Ancelotti explica por que Luiz Henrique e Igor Thiago perderam espaço na Copa do Mundo
Treinador da Seleção Brasileira afirmou que as escolhas foram motivadas por questões táticas e pelo desempenho de Rayan e Matheus Cunha durante o Mundial.
Redação O Cara do Esporte
Entre as diversas avaliações feitas por Carlo Ancelotti após a eliminação da Seleção Brasileira na Copa do Mundo de 2026, uma delas envolveu dois jogadores que chegaram ao torneio cercados de expectativa, mas terminaram a competição com pouca participação: Luiz Henrique e Igor Thiago.
Em entrevista à ESPN, o treinador explicou que ambos perderam espaço ao longo da competição por motivos técnicos e táticos, além do desempenho apresentado por outros atletas que disputavam as mesmas posições.
Luiz Henrique perdeu espaço para Rayan
Luiz Henrique iniciou a preparação para o Mundial como uma das opções mais promissoras do setor ofensivo. Depois das boas atuações em amistosos e nas Eliminatórias, havia expectativa de que o atacante pudesse até conquistar uma vaga entre os titulares.
No entanto, durante a Copa, Ancelotti optou por dar sequência a Rayan, que, segundo o treinador, apresentou características mais completas para a função desempenhada pela equipe.
De acordo com o italiano, o jovem respondeu bem sempre que foi acionado, fator que reduziu naturalmente as oportunidades para Luiz Henrique.
Ancelotti revelou ainda que o atacante chegou a ser considerado para entrar no duelo contra a Noruega, nas oitavas de final, mas a comissão técnica decidiu apostar na entrada de Neymar em busca de maior qualidade ofensiva na reta final da partida.
Igor Thiago começou como titular
A situação de Igor Thiago seguiu um caminho diferente.

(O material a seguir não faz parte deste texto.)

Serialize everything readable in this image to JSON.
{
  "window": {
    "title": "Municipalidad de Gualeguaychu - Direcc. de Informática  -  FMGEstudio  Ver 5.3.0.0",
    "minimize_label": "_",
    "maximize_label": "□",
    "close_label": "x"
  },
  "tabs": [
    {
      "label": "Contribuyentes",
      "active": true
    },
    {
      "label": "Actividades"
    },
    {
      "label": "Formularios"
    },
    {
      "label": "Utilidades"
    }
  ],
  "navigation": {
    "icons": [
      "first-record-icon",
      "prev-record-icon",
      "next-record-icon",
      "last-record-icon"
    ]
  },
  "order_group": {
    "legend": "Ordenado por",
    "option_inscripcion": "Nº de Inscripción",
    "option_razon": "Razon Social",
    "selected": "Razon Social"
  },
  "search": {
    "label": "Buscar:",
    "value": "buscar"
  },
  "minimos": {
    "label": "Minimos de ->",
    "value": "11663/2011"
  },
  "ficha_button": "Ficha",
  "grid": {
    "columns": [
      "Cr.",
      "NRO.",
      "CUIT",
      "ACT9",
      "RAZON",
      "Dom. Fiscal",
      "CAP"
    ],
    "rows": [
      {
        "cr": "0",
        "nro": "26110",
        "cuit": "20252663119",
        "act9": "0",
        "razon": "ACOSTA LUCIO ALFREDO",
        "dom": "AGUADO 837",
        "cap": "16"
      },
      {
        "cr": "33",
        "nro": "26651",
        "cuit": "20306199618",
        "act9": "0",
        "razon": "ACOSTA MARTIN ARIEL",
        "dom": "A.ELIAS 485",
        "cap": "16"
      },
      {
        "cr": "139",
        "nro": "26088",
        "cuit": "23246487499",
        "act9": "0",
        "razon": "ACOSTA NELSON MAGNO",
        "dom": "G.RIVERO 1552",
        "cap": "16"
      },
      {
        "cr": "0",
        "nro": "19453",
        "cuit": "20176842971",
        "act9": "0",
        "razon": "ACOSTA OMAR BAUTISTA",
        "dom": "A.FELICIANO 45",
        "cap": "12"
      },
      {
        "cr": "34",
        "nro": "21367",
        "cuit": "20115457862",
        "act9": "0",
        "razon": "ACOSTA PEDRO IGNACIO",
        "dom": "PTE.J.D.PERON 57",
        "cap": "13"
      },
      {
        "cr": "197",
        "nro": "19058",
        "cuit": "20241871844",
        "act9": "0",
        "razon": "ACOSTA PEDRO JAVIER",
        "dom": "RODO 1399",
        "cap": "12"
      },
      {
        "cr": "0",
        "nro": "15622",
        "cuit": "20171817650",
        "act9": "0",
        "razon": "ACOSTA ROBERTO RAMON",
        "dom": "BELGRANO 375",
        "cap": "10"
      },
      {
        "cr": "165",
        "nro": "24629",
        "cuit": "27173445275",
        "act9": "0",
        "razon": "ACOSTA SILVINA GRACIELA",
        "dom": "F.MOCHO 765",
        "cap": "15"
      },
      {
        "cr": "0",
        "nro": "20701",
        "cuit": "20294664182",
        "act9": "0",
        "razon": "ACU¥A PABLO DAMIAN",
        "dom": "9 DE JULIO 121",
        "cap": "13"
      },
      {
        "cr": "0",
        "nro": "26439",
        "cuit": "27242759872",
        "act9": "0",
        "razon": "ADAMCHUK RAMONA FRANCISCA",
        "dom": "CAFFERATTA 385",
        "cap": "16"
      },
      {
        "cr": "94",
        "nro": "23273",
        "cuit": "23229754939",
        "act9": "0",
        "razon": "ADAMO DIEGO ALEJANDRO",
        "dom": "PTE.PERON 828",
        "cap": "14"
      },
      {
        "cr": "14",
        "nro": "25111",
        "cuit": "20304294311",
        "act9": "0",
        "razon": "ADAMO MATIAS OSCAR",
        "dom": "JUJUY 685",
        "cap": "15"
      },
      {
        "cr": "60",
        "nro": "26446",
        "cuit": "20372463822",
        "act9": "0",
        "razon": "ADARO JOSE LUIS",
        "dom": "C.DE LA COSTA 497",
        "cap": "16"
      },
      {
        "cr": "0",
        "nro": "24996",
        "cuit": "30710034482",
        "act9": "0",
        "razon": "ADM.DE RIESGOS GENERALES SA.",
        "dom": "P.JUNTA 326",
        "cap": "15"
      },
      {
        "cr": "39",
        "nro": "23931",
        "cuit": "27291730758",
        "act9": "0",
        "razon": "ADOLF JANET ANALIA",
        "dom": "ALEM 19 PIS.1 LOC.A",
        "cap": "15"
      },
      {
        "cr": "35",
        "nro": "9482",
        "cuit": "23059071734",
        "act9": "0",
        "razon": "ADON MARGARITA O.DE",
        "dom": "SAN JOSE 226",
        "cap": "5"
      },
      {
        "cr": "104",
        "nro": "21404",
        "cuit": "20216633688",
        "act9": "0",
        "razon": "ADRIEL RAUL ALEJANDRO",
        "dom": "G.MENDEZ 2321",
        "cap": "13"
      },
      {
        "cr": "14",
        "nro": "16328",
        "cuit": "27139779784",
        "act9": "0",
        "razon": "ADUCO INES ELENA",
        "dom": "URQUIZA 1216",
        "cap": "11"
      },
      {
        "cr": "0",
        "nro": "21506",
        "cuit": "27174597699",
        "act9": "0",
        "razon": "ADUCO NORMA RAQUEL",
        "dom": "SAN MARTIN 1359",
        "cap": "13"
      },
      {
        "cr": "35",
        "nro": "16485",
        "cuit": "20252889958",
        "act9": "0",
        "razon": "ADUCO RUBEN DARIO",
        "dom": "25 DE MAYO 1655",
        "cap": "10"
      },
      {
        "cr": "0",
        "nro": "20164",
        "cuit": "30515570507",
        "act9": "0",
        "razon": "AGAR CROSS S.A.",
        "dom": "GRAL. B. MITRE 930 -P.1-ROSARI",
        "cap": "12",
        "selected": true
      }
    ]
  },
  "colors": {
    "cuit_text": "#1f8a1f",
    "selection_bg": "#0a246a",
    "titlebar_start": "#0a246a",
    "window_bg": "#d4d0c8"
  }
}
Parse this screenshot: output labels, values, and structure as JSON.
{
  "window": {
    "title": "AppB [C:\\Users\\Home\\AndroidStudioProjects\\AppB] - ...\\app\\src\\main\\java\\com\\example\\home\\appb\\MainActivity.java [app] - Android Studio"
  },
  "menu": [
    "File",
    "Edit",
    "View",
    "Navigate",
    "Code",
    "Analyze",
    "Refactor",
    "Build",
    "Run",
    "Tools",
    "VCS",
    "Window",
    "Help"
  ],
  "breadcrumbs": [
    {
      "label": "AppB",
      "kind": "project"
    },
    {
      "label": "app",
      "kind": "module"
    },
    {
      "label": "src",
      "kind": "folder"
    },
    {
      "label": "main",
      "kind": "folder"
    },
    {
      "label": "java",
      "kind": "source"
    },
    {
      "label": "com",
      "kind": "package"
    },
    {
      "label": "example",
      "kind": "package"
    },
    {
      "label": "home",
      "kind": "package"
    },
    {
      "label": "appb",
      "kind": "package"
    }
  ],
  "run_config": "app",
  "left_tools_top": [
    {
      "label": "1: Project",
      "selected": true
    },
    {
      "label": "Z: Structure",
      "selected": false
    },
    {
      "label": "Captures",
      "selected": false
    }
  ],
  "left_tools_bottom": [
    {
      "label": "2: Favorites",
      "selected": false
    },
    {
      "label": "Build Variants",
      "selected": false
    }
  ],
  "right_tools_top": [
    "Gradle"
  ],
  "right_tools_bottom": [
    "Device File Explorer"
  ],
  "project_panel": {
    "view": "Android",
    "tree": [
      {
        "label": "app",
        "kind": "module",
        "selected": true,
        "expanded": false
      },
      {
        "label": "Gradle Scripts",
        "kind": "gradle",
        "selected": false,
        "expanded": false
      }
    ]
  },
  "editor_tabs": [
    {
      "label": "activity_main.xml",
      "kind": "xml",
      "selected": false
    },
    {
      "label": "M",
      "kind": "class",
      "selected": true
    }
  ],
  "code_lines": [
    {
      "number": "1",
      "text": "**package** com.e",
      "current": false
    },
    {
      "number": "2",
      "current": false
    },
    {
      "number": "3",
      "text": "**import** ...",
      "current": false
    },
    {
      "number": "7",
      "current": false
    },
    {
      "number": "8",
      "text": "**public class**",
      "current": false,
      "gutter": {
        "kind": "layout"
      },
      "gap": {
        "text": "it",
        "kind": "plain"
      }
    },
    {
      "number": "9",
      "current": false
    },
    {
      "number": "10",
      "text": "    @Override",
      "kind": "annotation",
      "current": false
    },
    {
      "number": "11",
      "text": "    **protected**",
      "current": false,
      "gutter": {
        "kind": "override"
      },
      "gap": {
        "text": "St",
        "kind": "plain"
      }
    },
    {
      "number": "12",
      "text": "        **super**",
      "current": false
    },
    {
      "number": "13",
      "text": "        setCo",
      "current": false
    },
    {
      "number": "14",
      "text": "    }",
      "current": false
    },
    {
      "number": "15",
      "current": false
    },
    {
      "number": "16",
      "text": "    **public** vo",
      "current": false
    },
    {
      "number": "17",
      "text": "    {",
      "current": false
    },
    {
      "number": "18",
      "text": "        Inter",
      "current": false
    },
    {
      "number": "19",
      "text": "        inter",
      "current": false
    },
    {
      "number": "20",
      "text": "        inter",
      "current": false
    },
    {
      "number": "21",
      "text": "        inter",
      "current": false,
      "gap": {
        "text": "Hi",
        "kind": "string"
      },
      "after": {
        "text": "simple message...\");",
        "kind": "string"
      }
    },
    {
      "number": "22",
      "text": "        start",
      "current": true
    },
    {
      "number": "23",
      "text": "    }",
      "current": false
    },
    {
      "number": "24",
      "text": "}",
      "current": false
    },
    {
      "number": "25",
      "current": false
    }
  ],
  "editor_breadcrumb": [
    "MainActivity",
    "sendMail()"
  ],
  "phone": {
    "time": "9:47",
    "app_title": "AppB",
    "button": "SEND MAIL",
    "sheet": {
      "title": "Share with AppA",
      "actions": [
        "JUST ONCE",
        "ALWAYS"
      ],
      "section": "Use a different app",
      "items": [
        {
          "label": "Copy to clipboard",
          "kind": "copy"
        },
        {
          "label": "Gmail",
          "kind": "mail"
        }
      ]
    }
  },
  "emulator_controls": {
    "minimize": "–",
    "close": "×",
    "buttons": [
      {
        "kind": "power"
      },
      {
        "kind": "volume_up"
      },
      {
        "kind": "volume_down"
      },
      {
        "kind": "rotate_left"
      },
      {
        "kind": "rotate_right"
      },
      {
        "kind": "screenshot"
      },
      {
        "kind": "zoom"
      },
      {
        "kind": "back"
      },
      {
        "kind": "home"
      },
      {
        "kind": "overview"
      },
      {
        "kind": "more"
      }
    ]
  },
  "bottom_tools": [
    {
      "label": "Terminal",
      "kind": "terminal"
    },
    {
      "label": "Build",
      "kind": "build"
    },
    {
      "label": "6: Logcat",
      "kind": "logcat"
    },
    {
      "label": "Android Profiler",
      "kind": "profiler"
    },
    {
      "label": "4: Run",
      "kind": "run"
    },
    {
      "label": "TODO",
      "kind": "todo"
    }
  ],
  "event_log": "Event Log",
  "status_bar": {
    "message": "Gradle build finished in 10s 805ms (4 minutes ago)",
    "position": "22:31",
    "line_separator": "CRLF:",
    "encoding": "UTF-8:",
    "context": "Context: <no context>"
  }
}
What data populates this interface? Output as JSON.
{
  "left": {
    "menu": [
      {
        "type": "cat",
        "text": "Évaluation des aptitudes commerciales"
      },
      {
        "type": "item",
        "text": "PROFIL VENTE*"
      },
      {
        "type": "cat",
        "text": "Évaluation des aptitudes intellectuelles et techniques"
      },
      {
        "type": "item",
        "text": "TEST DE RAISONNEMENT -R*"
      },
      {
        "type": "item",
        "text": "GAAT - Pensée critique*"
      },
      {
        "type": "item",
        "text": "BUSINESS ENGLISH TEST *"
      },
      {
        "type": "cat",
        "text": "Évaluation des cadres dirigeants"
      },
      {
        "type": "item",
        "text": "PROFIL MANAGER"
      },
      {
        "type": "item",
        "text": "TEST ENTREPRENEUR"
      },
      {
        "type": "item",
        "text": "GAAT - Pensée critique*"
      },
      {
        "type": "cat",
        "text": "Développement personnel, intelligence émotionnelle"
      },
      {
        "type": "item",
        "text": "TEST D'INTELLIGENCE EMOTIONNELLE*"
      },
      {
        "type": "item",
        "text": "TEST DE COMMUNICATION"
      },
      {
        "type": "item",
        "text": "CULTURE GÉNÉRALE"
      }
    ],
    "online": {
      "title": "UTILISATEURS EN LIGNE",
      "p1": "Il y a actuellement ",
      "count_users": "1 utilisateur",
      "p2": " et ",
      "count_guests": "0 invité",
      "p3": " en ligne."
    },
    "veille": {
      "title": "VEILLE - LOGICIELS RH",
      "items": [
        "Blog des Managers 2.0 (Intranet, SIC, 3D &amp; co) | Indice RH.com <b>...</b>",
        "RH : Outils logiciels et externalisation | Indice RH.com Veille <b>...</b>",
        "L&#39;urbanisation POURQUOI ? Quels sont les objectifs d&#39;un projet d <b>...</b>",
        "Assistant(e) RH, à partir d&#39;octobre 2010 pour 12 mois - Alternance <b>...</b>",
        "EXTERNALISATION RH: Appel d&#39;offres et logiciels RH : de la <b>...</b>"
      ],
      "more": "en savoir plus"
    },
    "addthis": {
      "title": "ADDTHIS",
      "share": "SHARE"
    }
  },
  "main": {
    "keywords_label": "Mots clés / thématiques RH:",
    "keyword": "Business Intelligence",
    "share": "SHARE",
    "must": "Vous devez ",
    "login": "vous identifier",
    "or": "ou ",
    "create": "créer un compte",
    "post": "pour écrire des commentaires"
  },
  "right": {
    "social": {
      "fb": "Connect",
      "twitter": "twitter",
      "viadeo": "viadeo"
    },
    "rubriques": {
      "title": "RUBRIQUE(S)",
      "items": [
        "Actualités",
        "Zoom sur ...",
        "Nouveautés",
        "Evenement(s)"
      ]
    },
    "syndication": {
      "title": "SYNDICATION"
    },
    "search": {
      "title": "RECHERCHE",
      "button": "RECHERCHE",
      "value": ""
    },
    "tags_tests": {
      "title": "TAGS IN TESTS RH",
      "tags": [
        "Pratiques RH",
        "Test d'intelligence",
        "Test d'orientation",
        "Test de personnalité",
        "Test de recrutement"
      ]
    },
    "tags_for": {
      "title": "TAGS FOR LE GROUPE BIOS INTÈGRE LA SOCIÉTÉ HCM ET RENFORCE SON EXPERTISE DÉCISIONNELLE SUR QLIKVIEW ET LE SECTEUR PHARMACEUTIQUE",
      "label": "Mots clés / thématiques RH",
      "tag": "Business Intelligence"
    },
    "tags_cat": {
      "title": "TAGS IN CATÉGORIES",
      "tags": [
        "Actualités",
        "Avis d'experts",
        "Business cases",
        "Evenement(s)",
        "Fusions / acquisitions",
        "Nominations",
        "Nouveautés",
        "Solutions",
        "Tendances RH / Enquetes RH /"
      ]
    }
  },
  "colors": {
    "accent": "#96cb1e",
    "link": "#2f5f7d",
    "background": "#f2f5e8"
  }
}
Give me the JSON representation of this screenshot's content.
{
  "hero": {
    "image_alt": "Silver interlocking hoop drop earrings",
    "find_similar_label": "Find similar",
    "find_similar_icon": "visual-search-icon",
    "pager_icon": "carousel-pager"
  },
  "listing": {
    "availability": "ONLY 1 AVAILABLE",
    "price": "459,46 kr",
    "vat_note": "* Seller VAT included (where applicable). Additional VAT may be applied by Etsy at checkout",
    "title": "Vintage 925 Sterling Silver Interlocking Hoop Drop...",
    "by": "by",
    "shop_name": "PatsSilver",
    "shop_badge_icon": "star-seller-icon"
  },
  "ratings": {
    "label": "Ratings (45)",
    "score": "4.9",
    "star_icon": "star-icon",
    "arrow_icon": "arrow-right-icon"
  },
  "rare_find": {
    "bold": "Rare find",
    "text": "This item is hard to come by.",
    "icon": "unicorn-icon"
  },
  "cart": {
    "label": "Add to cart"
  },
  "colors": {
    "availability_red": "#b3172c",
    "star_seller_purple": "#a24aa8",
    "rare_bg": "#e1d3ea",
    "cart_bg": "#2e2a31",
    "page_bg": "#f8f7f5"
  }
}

O atacante do Brentford foi uma das novidades da convocação e iniciou a Copa como titular na estreia diante do Marrocos.
Apesar disso, Ancelotti ressaltou que a atuação abaixo do esperado não foi responsabilidade individual do centroavante, mas consequência do desempenho coletivo da equipe naquele jogo.
Após a estreia, Matheus Cunha assumiu a posição e, segundo o treinador, correspondeu às expectativas, consolidando-se como a principal opção para a sequência do torneio.
Características influenciaram as escolhas
Ancelotti explicou que Igor Thiago permaneceu como uma alternativa específica para partidas que exigissem um centroavante de referência dentro da área.
Como os confrontos seguintes diante de Haiti, Escócia e Japão apresentaram cenários diferentes, o treinador avaliou que não havia necessidade de utilizar um jogador com esse perfil.
A explicação reforça um dos principais conceitos defendidos pelo italiano durante sua entrevista: as decisões ao longo da Copa foram tomadas de acordo com as características que cada partida exigia, ainda que algumas delas tenham sido posteriormente reavaliadas pelo próprio comandante da Seleção.